Le chaos libyen par Jean Pierre Dubois
7 mai 2012
LE PETIT BLANQUISTE
03/05/2012
Le chaos libyen
Il y a un an, les populations civiles de Libye vivaient chaque jour sous la menace des bombardements aériens censés les « protéger ».
Depuis le 19 mars, les villes [1] et les infrastructures du pays (routes, hôpitaux, écoles,…) étaient pulvérisées par les attaques des avions de l’OTAN. Un calvaire qui devait durer sept mois au cours desquels 10.000 missions aériennes ont projeté au sol plus de 40.000 bombes et missiles.
Quand l’OTAN « protégeait » les civils
Dans le même temps, des éléments des forces spéciales françaises et britanniques, et des milliers de mercenaires qataris, s’infiltraient au sol pour combattre les troupes de l’armée libyenne, aidés en cela par des groupes « islamistes » (encore qualifiés de terroristes quelques mois auparavant) financés et armés par les monarchies du Golfe.
Finalement, Kadhafi a été assassiné dans les conditions sauvages que l’on sait et le Conseil national de transition (CNT) s’est emparé du pouvoir avec la bénédiction de la France, de la Grande-Bretagne et des États-Unis.
UN ETAT DEMEMBRE
En fait, le mouvement qui, le 17 février 2011, prit naissance à Derna et Benghazi n’était pas à l’origine un soulèvement « démocratique » mais une tentative de sécession de la Cyrénaïque, région traditionnellement opposée à la Tripolitaine. [2]
Les Occidentaux, dont la France, n’ont fait que prendre le parti d’un camp contre un autre, feignant de croire que le CNT était l’émanation de tout un peuple en lutte pour sa liberté alors qu’il n’était qu’un conglomérat d’intérêts contradictoires.
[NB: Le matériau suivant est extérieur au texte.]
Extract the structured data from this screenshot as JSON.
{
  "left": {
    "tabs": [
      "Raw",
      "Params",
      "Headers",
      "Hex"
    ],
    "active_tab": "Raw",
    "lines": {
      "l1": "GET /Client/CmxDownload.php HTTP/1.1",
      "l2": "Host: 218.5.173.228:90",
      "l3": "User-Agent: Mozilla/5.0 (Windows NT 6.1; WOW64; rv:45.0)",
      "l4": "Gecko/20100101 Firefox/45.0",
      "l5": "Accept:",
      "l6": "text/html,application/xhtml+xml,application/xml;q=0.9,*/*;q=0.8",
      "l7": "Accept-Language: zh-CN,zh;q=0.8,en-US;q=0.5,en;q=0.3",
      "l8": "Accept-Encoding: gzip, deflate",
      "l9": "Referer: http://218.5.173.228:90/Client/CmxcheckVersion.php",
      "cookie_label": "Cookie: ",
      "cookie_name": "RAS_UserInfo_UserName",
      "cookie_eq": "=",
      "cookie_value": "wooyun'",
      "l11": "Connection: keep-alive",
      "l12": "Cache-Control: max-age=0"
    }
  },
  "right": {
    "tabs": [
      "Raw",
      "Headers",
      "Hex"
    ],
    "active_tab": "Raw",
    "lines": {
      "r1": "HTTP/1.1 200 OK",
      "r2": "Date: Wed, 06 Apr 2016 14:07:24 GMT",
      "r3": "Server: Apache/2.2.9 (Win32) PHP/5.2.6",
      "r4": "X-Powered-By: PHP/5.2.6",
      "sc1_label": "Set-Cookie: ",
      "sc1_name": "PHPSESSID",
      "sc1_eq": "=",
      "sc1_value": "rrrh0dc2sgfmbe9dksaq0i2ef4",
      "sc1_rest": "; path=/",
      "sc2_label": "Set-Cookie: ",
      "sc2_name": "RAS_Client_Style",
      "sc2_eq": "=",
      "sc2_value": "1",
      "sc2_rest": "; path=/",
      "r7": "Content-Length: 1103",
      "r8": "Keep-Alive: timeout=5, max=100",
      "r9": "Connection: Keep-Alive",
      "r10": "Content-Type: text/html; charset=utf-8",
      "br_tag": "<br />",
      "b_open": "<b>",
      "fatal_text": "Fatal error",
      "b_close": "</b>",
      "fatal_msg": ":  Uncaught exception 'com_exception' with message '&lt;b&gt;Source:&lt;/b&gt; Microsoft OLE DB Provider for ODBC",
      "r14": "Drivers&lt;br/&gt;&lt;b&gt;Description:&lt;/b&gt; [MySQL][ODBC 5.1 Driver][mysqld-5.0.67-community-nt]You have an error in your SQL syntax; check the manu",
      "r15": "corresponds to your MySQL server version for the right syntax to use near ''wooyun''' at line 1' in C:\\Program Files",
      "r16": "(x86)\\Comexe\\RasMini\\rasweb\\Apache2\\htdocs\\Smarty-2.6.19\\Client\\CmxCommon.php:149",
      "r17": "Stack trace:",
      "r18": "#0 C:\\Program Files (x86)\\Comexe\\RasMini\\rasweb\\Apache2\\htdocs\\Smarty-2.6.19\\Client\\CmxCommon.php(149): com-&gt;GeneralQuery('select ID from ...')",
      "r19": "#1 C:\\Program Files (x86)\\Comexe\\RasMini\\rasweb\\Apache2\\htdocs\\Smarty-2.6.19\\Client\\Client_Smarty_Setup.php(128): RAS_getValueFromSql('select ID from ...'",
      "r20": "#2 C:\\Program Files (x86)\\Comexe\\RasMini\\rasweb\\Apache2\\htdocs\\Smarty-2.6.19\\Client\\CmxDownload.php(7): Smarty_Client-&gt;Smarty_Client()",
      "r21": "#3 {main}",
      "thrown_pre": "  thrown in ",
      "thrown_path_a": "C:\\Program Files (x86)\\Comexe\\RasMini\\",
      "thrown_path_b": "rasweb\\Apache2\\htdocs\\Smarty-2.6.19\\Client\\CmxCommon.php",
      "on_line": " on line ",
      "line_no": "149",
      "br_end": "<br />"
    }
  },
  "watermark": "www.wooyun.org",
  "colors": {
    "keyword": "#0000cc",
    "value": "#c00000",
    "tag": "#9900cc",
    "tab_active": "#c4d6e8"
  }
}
Ils ont également pesé pour que la priorité soit donnée au renversement du régime de Mouammar Kadhafi.
On a la confirmation du caractère régionaliste de la rébellion libyenne avec le fait que la Cyrénaïque vient de proclamer son autonomie du reste de la Libye et placer à sa tête Ahmed Zubaïr al-Sanoussi, cousin de l’ancien roi Idris déposé par Kadhafi en 1969. [3]
La région du Fezzan parle de suivre le même chemin. Or, tant la Cyrénaïque que le Fezzan représentent des territoires où se trouvent d’importants gisements pétroliers (80% de la production libyenne provient de la Cyrénaïque).
Les grandes compagnies pétrolières occidentales, à qui la Libye de Kadhafi ne concédait que d’étroites marges de gain, pourront ainsi obtenir des conditions qui leur sont optimales en faisant jouer l’opposition des dirigeants locaux, les uns contre les autres.
L’ONU « SATISFAITE »
Le Conseil de sécurité a prolongé d’une autre année sa « mission d’appui en Libye », en se félicitant des « développements positifs » qui « améliorent les perspectives d’un avenir démocratique, pacifique et prospère ».
Toutefois, nos diplomates ont tenu à exprimer leur « préoccupation » pour « les continuelles détentions illégales, tortures et exécutions extrajudiciaires ». Une manière de confirmer que « l’avenir démocratique, pacifique et prospère » de la Libye restera longtemps une chimère.
Les premières victimes de la violence en Libye sont les immigrés d’Afrique subsaharienne. Pourchassés, persécutés et contraints de fuir, certains rentrent dans leurs pays d’origine (perdant ainsi la source de revenus qui entretenait leurs familles), d’autres tentent la traversée de la Méditerranée vers l’Europe au risque de leur vie.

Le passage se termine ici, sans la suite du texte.